Abstract
252017
Introduction: Several techniques have been proposed to generate 3D parametric maps of myocardial blood flow (MBF) for 82Rb positron emission tomography (PET). Artificial intelligence (AI), in particular, has shown to be a strong candidate method due to the high speed of image generation and accuracy in reproducing the results from conventional nonlinear least-squares regression of the one tissue compartment model. Previous studies have generally validated different methodologies of parametric mapping from an analytic point-of-view by correlating the MBF values obtained with reference 2D polar map processing and 3D parametric maps for the whole left ventricle (LV) and the three vessel territories (LAD, RCA, and LCx). However, no study has yet to verify that parametric map-derived MBF values for 82Rb PET correlate with the presence of coronary artery disease (CAD). In this study, we validated a previously trained AI model to perform MBF parametric mapping by evaluating its diagnostic ability to predict CAD and compared its performance with traditional polar map kinetic modeling.
Methods: Our dataset comprised N=3,253 patients who underwent rest and stress 82Rb cardiac PET studies and invasive coronary angiography (ICA) within three months at two centers (center A: N=1,518 and center B: N=1,735).
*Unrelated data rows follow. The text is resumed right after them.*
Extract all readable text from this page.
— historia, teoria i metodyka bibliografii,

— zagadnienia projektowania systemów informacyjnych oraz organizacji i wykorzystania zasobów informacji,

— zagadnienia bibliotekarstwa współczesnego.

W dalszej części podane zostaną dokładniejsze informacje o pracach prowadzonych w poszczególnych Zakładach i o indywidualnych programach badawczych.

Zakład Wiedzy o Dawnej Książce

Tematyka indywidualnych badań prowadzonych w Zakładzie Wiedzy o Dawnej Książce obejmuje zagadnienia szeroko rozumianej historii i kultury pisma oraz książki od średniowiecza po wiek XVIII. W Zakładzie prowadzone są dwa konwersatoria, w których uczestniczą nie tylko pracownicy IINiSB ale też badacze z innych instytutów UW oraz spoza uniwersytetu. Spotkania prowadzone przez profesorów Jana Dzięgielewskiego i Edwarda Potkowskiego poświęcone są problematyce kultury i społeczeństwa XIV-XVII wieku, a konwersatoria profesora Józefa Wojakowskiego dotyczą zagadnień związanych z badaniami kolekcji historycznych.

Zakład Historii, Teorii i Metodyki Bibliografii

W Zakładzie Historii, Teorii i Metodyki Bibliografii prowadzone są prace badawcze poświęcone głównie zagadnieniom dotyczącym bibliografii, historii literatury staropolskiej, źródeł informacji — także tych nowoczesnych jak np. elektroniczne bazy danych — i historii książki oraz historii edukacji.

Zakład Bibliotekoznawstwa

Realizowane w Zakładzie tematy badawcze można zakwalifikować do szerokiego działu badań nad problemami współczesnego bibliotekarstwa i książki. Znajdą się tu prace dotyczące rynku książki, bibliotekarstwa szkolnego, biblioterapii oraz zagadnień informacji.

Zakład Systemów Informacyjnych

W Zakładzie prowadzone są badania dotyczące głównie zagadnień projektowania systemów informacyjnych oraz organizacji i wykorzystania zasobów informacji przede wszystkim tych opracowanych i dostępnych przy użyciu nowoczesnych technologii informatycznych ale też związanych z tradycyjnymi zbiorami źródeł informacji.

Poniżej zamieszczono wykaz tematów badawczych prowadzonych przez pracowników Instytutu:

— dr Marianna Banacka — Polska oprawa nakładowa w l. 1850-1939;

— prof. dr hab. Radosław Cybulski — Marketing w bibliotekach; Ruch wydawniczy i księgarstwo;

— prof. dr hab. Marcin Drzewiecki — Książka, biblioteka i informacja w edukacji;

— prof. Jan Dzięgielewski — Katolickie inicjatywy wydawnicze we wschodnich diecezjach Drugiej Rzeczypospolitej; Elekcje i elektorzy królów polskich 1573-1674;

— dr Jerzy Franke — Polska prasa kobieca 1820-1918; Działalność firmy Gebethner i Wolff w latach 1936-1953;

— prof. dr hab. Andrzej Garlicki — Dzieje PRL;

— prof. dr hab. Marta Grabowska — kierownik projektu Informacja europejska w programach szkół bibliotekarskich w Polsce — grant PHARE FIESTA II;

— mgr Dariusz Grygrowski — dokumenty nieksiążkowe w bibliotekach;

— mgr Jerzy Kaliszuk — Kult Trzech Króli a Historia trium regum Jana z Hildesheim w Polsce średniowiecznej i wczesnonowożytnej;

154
The only exclusion criteria were patients with previous bypass surgery. Conventional 2D polar processing was performed using FlowQuant to generate MBF and myocardial flow reserve (MFR) polar maps as well as arterial input functions. These same arterial input functions were used to generate MBF parametric maps for the same patients using an AI model previously trained previously on N=550 independent patients from center A. In that respect, the center B data served as a completely independent external validation site. Patient-specific LV segmentations were used to bring the MBF parametric maps into polar map space for calculation of whole LV and vessel-wise metrics. Using a normative database of N=40 low-likelihood patients for CAD, total perfusion deficit (TPD) and focally impaired myocardium extent from an integrated myocardial flow reserve (iMFR) map were calculated for reference polar map processing and parametric mapping of patients from both centers. For each metric and image processing method (i.e., conventional polar vs 3D parametric mapping), we trained and evaluated a logistic regression model with 5-fold cross validation to predict significant stenosis ≥ 70%. The receiver operator characteristic (ROC) area under the curve (AUC) across the test fold predictions against ground truth labels was computed for both models and compared using permutation tests.
Results: CAD prevalence was 77.3% in center A and 73.9% in center B. For all models, there were no significant differences in the AUC from the parametric- or polar-derived TPD or iMFR either at the whole LV or per-vessel level for either center, with highly overlapping confidence intervals (average ΔAUC=0.005±0.005, p>0.05 for all). The AUCs for the models between both sites were comparable, ranging from 0.67-0.76 depending on the vessel territory and metric, corroborating the robustness of TPD and iMFR for diagnosing significant obstructive disease in these unselected general patient populations.
Conclusions: We have provided a large multicenter clinical validation of our AI model for deriving 3D MBF parametric maps, demonstrating that they recover the same whole-LV and vessel-wise blood flow information as conventional polar map processing. These maps can thus be used reliably for accurate quantification of MBF to effectively diagnose patients with significant stenosis due to CAD.